You’ve finished dinner, you’ve made your cup of tea, and now you’re settling in to watch an ep on Netflix. It starts off as a small niggle. We can ignore it, right? Then the niggle grows louder, and louder until suddenly it feels like a full-blown internal frenzy.  You find yourself arm deep in the fridge or pantry, searching for that leftover chocolate or hidden lollies. Must. Have. Sugar.

Let’s get one thing straight. As dietitians, we absolutely believe that there is a place for indulgence as part of a balanced diet. Dessert after dinner on a night out with your girlfriends? Brilliant. Grandmas brownies? Divine. These things light us up, they make us feel good, and they’re a fun part of life. Oftentimes though, those pesky night time sugar cravings that hit while we’re sitting at home don’t leave us feeling good – we feel like we are a slave to the choccy crave. So why do we have these sugar cravings, and what can we do about them?

 

1. Unbalanced meals

Eating a dinner rich in quickly digested simple carbohydrates (think pasta and white rice) can cause our blood glucose levels to spike, but then drop rather rapidly. This drop can cause us to crave those foods that will boost levels back up again quickly (hello, sugar!). Try to incorporate quality proteins and small amounts of heart-healthy fats at each meal and snack to encourage balanced blood glucose levels in the evening, and therefore minimise cravings. Including protein and healthy fats at dinner will also help us to feel fuller for longer.

Tip: on those nights you do choose to have something like pasta, opt for a bolognese (meat-based or lentil), or try a chicken pesto pasta instead of plain tomato-based sauces to boost the protein content.

 

2. Habit

It’s very easy to fall into the pattern of ending your day with something sweet.
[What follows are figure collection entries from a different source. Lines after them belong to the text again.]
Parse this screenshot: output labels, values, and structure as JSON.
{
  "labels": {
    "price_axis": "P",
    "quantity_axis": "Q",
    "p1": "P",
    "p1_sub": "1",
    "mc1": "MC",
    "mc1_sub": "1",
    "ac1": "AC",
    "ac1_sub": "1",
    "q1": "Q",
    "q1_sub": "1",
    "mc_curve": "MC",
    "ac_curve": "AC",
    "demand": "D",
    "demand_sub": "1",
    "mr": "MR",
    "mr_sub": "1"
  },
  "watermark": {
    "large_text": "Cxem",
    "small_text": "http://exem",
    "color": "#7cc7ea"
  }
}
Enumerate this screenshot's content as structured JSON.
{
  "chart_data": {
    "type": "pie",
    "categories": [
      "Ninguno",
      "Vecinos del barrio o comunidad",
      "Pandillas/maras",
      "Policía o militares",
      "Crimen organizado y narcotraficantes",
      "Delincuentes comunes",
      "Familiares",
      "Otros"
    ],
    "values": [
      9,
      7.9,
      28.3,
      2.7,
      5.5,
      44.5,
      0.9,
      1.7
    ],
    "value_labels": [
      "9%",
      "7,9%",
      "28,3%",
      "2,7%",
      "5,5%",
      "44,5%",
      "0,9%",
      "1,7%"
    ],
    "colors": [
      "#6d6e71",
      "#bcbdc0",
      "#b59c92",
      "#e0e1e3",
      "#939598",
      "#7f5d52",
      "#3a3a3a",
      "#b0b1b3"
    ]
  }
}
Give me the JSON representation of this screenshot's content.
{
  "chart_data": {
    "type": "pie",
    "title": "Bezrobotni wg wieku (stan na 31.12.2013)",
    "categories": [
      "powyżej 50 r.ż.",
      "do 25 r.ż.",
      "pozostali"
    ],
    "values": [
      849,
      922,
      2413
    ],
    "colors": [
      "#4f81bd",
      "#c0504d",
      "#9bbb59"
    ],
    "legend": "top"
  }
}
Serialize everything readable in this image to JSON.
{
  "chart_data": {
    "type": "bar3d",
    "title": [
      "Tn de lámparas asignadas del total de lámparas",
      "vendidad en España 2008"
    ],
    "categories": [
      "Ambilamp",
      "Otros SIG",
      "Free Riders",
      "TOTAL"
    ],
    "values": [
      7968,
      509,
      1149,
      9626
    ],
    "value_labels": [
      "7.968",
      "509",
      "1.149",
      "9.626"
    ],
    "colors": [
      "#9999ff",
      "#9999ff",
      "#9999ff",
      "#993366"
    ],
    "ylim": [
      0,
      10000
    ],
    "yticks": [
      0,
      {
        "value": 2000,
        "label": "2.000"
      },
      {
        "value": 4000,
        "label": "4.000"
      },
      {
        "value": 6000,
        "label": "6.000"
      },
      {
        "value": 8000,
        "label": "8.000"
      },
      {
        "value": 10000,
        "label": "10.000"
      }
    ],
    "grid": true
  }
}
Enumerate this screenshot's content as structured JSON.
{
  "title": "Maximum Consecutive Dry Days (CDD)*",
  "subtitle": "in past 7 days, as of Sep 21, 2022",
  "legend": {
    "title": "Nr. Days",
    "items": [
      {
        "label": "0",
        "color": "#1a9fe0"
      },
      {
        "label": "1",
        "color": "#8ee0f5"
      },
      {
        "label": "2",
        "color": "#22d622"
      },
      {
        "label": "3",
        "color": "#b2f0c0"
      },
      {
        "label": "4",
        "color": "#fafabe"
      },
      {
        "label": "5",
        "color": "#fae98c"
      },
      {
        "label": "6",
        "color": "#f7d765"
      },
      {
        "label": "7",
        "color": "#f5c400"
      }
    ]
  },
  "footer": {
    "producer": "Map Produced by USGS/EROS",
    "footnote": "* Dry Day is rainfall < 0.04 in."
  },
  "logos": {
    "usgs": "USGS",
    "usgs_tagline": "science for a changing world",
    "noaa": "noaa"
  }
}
In this case, we may not be experiencing an actual physiological craving for sugar, but rather we have trained our brains to anticipate something sweet due to an ingrained habit. Try breaking the circuit by going for a short walk or calling a friend, or brushing your teeth right after dinner instead. Another option is to replace the unwanted habit with a new one. Replace the confectionary option with a herbal tea, sliced apple and peanut butter, or a small serving of Greek yoghurt with berries and nuts.

 

3. Feelings

It’s true, humans are prone to eating their feelings! Chocolate, in particular, is known to contain compounds that can alter the function of our nervous system by helping to release serotonin and dopamine; brain chemicals that help to induce feelings of calm, pleasure and satisfaction. If this is you, try to address the root cause of why you might be craving this little mood boost. Are you stressed, unhappy, anxious?